We have the tight rope walker Arlene right in the middle of the tight rope between these two buildings and we’ve put the information on this picture, most of it anyway, the tight rope has an angle of ten degrees below horizontal, the buildings are ten meters apart although that piece of information is actually not needed and while Arlene is not accelerating right now, so that means that the force downwards due to gravity is balanced by an upwards force and that’s exerted by the tight rope. I’m going to label this as two times the Y-component of the tension force and we’ll have to zoom in on this spot and draw another picture to explain why. So we are zooming in on that spot right there. There is going to be a tension force to the right, a tension force to the left, and gravity downwards. So I’m drawing all the forces on the rope at this spot here and these blue arrows should be the same length. And we are told that this is ten degrees here, so we can also say this is ten degrees and you need to see that the Y-component of this tension force, so this blue arrow represents the tension force directed along the rope ‘FT’, and it has a Y-component ‘FTy’, which is ‘FT’ times sine of ten degrees. And there’s two of them there is one on the left side here as well and so this explains the times two better, this is ‘FTy’ as well. Now these two Y-components forces upwards have to equal the gravity downwards so let’s say that with algebra. We have: two times the Y-components and we’ve said that the Y-component is ‘FT’ times nine theta that equals force of gravity which is ‘m’ times ‘g’, and we’ll solve for ‘FT’ by dividing both sides by two times sine theta. So: ‘Ft’ is ‘m’ times ‘g’ divided by two sine theta and that gives us fifty point zero kilograms times nine point eight newtons per kilogram divided by two times sine of ten degrees giving us the tension force of one point four one times ten raised to power three newtons.

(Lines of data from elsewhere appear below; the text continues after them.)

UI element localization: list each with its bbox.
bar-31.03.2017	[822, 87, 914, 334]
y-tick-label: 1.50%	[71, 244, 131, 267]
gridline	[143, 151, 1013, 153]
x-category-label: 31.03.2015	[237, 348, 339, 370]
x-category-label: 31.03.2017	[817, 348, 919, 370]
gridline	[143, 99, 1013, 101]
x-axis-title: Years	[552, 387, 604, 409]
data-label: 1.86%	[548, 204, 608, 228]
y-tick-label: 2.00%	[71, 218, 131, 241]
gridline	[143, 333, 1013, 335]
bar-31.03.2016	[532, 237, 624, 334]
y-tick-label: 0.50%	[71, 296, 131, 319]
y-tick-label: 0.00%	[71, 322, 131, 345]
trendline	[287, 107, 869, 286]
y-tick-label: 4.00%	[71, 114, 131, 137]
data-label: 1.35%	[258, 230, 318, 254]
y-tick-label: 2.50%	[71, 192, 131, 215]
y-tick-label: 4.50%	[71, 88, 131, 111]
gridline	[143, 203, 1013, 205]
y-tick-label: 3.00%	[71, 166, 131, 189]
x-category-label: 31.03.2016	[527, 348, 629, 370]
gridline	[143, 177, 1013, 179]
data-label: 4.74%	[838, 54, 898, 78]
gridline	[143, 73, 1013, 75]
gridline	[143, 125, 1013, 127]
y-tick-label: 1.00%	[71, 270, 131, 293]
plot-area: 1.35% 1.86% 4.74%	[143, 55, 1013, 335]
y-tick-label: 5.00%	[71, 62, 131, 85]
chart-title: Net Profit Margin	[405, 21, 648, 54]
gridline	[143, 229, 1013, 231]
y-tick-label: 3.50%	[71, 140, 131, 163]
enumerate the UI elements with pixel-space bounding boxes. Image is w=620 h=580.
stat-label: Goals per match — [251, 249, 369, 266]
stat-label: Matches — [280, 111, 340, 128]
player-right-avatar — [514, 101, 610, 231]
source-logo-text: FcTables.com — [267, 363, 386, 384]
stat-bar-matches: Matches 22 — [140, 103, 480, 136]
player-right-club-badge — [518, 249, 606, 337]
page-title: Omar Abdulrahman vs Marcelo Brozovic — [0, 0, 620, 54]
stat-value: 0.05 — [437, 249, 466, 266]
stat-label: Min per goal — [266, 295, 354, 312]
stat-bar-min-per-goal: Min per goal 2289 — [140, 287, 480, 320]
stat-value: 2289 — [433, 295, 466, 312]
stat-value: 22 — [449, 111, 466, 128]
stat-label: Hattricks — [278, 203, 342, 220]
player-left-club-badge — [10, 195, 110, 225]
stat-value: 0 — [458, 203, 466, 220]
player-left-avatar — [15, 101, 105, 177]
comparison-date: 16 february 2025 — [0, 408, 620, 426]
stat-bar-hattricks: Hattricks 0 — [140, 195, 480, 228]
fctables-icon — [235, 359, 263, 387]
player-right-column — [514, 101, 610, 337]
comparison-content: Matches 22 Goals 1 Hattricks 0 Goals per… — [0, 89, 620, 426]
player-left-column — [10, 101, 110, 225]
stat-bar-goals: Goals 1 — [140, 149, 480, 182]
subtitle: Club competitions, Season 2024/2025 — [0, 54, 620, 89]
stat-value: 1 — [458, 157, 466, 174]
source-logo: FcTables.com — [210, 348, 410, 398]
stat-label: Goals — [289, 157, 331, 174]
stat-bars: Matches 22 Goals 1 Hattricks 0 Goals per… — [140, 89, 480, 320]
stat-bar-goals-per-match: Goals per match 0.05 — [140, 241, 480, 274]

First of all, thanks a lot for working out these problems!

For this problem, does the answer (1.41 * 10^3 N) represent the force of one side of the rope or both? F_T or 2F_T? In the last few steps of this problem (around 2:55 sec in the video) the "2" before F_T disappeared and the answer is for F_T.

Hi hanrmorg, thanks for your question, and I'm glad you're finding the videos helpful!

The answer given is the rope tension, F_T. The '2' appeared in the equation originally because there are two segments of the rope, one on either side of the tightrope walker, and they each have the same 'y-component' since they each have the same angle with respect to the horizontal. With the same 'y-component', their total is '2' times one of the 'y-coordinates'. If their angles had been different then the tension in each segment would still be the same (since they're part of the same rope), but adding them would require two terms with the sine of different angles (each multiplied by the same tension).

Hope this helps.